PatchSiren

PatchSiren cyber security CVE debrief

CVE-2026-22104 hashtopolis CVE debrief

CVE-2026-22104 is a HIGH severity vulnerability with a CVSS score of 7.1. The vulnerability exists in the Hashtopolis server web-interface chunk activity component for versions prior to 0.14.8, allowing any created account to read all cracked hashes of a Hashtopolis server instance. The CVE record was published on 2026-07-17T10:16:36.550Z and has not been modified since then. Affected product or component is Hashtopolis server, and the vulnerability class is improper access control.

Vendor
hashtopolis
Product
server
CVSS
HIGH 7.1
CISA KEV
Not listed in stored evidence
Original CVE published
2026-07-17
Original CVE updated
2026-07-17
Advisory published
2026-07-17
Advisory updated
2026-07-17

Who should care

Organizations using Hashtopolis server versions prior to 0.14.8 should be aware of this vulnerability and take necessary actions to upgrade to a patched version. Affected operators and platforms should review vulnerability management and security team impact. Security teams should prioritize upgrading Hashtopolis server instances to version 0.14.8 or later.

Technical summary

The vulnerability is caused by improper access control in the Hashtopolis server web-interface chunk activity component. This allows any created account to read all cracked hashes of a Hashtopolis server instance. The CVSS vector for this vulnerability is CVSS:4.0/AV:N/AC:L/AT:N/PR:L/UI:N/VC:H/VI:N/VA:N/SC:N/SI:N/SA:N/E:X/CR:X/IR:X/AR:X/MAV:X/MAC:X/MAT:X/MPR:X/MUI:X/MVC:X/MVI:X/MVA:X/MSC:X/MSI:X/MSA:X/S:X/AU:X/R:I/V:X/RE:X/U:X. Affected product context requires upgrading to version 0.14.8 or later.

Defensive priority

High priority should be given to upgrading Hashtopolis server instances to version 0.14.8 or later and reviewing compensating controls for exposed systems.
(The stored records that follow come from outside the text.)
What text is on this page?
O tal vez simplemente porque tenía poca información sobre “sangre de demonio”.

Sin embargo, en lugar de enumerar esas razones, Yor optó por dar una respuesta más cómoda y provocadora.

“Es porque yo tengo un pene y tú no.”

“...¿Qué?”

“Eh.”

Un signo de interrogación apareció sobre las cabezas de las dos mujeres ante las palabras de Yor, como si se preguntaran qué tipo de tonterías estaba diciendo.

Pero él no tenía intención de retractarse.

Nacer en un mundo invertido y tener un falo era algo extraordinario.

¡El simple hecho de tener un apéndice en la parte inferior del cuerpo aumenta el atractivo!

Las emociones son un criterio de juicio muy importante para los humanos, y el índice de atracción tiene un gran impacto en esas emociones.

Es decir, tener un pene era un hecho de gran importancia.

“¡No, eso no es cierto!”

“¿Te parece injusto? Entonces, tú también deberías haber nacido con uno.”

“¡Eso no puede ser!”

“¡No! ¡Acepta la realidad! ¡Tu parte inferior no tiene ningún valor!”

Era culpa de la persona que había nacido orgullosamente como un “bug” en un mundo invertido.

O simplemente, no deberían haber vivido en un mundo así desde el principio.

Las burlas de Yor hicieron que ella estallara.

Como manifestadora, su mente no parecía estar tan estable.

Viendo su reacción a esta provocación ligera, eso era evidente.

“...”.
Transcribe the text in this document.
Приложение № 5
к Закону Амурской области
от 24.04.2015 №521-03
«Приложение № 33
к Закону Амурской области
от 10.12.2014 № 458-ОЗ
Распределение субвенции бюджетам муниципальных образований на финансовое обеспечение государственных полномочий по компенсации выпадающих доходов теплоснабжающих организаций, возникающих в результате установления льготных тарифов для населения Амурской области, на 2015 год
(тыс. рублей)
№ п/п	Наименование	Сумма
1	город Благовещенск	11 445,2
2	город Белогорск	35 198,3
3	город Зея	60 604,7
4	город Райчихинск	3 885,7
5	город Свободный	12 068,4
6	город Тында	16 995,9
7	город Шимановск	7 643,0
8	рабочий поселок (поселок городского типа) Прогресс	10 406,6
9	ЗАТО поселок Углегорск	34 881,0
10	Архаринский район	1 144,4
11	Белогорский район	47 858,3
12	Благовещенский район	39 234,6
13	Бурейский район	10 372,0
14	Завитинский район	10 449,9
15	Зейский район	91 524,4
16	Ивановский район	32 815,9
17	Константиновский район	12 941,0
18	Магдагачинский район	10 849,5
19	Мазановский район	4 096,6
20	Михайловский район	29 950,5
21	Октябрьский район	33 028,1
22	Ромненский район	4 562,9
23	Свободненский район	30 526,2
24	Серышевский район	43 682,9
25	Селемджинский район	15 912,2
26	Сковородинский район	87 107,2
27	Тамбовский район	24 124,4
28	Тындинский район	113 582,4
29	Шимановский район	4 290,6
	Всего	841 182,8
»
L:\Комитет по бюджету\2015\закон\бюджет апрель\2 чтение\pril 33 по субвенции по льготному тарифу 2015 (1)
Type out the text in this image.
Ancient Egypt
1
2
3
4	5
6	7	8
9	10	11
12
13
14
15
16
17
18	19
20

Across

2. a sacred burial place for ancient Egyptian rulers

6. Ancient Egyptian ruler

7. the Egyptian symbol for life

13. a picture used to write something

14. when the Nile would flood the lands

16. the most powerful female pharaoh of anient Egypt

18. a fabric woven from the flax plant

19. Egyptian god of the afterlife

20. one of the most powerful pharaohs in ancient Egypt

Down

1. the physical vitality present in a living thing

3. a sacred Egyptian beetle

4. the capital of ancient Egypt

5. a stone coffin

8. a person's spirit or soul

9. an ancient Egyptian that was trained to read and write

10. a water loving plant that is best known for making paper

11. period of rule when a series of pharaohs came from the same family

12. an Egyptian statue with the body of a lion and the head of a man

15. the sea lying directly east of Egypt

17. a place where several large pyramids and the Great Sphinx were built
Recommended defensive actions

  • Upgrade Hashtopolis server instances to version 0.14.8 or later
  • Review and restrict access to sensitive components
  • Monitor for suspicious activity
  • Confirm whether affected product deployments exist in managed environments and assign an owner for follow-up
  • Review compensating controls for exposed systems while remediation is scheduled and verified
  • Check relevant monitoring, detection, and logs for exposed assets that need extra review
  • Track exceptions, retest remediated assets, and close the item only after evidence is documented

Evidence notes

The CVE record was published on 2026-07-17T10:16:36.550Z and has not been modified since then. The NVD entry is currently Received. The Hashtopolis server web-interface chunk activity component vulnerability allows any created account to read all cracked hashes of a Hashtopolis server instance. Evidence is limited, and defenders should verify affected scope and vendor guidance.

Official resources

AI-assisted PatchSiren debrief based on the supplied source corpus. The CVE record was published on 2026-07-17T10:16:36.550Z and has not been modified since then.